«La Russie une menace pour la France» ? Le numéro deux de l'ambassade de Russie s'étonne (VIDEO)

«La Russie une menace pour la France» ? Le numéro deux de l'ambassade de Russie s'étonne (VIDEO)© Thinkerview
Artem Studennikov, ministre conseiller de l'ambassade de Russie en France, capture d'écran.

Dans une interview diffusée sur le site Thinkerview, Artem Studennikov, ministre conseiller de l'ambassade de Russie en France, s'interroge sur la place qu' occupe la Russie dans le rapport ministériel anti-fake news publié le 4 septembre dernier.

Le numéro deux de l'ambassade de Russie en France, le ministre conseiller Artem Studennikov, a passé au crible le rapport ministériel intitulé «Les manipulations de l'information : un défi pour nos démocraties», publié le 4 septembre. Dans une interview exhaustive accordée au site Thinkerview diffusée le 27 septembre, le diplomate fait part de son étonnement. «Ce rapport – malheureusement – s'inscrit [...] dans cette ligne politique qui existe [...] en Occident, qui est basée sur le principe qu'il faut contenir, endiguer la Russie», analyse Artem Studennikov.
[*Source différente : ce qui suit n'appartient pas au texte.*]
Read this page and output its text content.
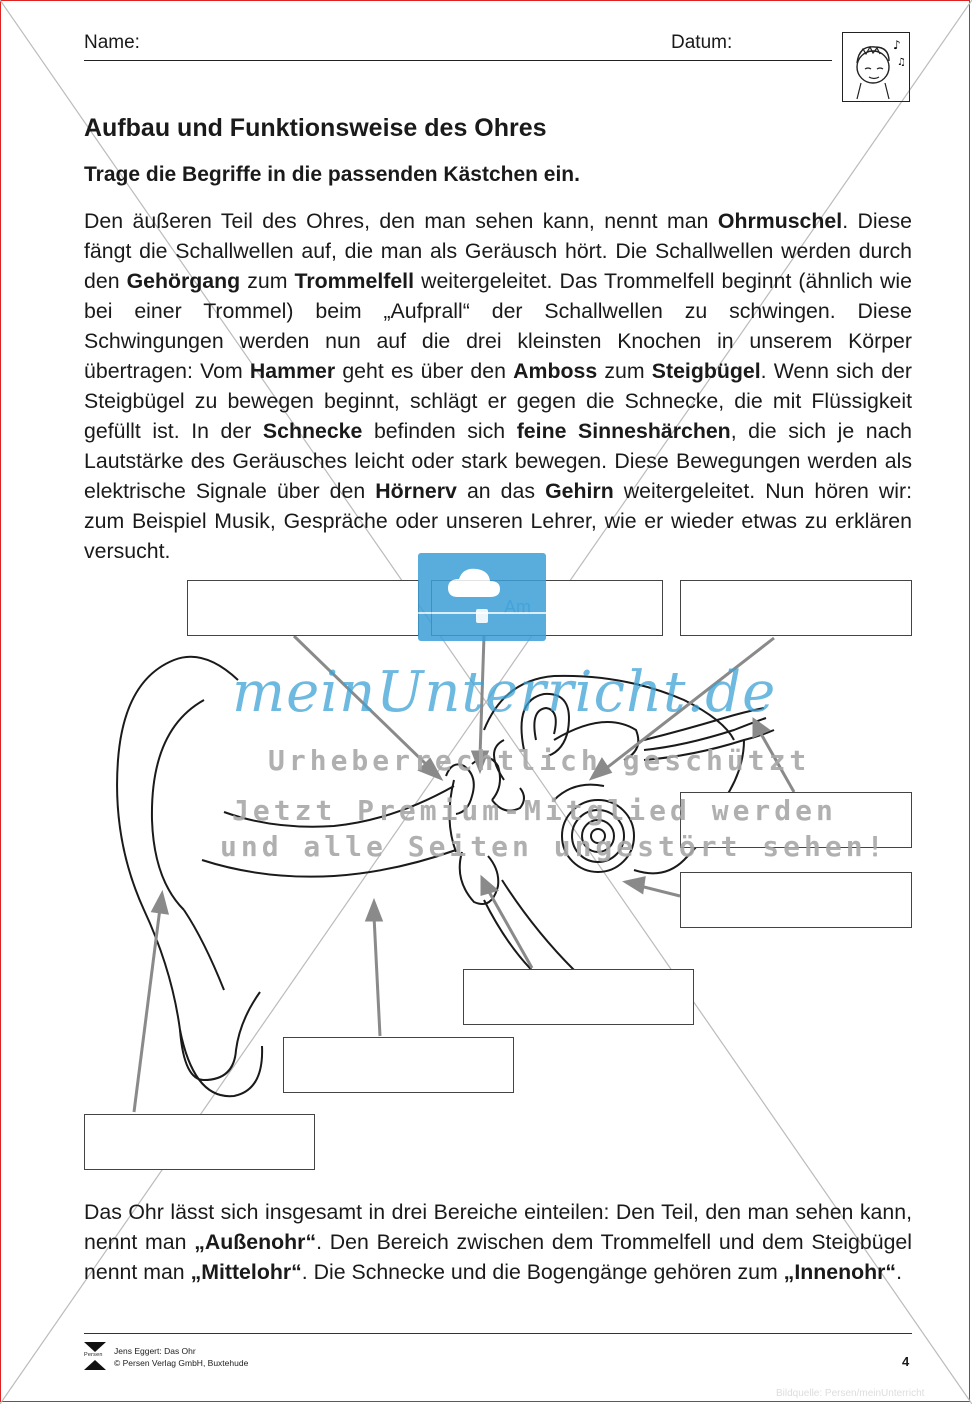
Name:	Datum:	♪
♫
Aufbau und Funktionsweise des Ohres
Trage die Begriffe in die passenden Kästchen ein.
Den äußeren Teil des Ohres, den man sehen kann, nennt man Ohrmuschel. Diese fängt die Schallwellen auf, die man als Geräusch hört. Die Schallwellen werden durch den Gehörgang zum Trommelfell weitergeleitet. Das Trommelfell beginnt (ähnlich wie bei einer Trommel) beim „Aufprall“ der Schallwellen zu schwingen. Diese Schwingungen werden nun auf die drei kleinsten Knochen in unserem Körper übertragen: Vom Hammer geht es über den Amboss zum Steigbügel. Wenn sich der Steigbügel zu bewegen beginnt, schlägt er gegen die Schnecke, die mit Flüssigkeit gefüllt ist. In der Schnecke befinden sich feine Sinneshärchen, die sich je nach Lautstärke des Geräusches leicht oder stark bewegen. Diese Bewegungen werden als elektrische Signale über den Hörnerv an das Gehirn weitergeleitet. Nun hören wir: zum Beispiel Musik, Gespräche oder unseren Lehrer, wie er wieder etwas zu erklären versucht.
meinUnterricht.de
Urheberrechtlich geschützt
Jetzt Premium-Mitglied werden
und alle Seiten ungestört sehen!
Das Ohr lässt sich insgesamt in drei Bereiche einteilen: Den Teil, den man sehen kann, nennt man „Außenohr“. Den Bereich zwischen dem Trommelfell und dem Steigbügel nennt man „Mittelohr“. Die Schnecke und die Bogengänge gehören zum „Innenohr“.
Persen Jens Eggert: Das Ohr
© Persen Verlag GmbH, Buxtehude	4
Bildquelle: Persen/meinUnterricht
D'après le compte fait par le haut diplomate, la Russie est mentionnée dans le document à 426 reprises contre 18 fois pour Daesh, le djihad une dizaine de fois seulement. «Ca nous étonne énormément. Est-ce que ça veut dire que c'est la Russie qui représente une menace principale pour la France et le monde occidental ?», s'interroge Artem Studennikov (lien vers ce passage de l'interview ici). «Est-ce que ça veut dire que la Russie est un danger pour l'existence de l'Occident ?», s'interroge-t-il encore. «C'est une chose absolument inexplicable», déplore le diplomate. 

Artem Studennikov est également revenu sur les accusations d'ingérence russe dans l'élection présidentielle américaine de 2016, accusations que l'équipe de campagne d'Emmanuel Macron a reprises à son compte à l'hiver 2017. «Nous avons proposé à nos partenaires français de nous présenter des preuves concrètes d'ingérence dans les affaires françaises», explique-t-il. Et d'ajouter : «Lors de nos contacts à différents niveaux, [personne] n'a mis sur la table une liste de questions adressée à la partie russe [...] malgré notre souhait de discuter de cette affaire.»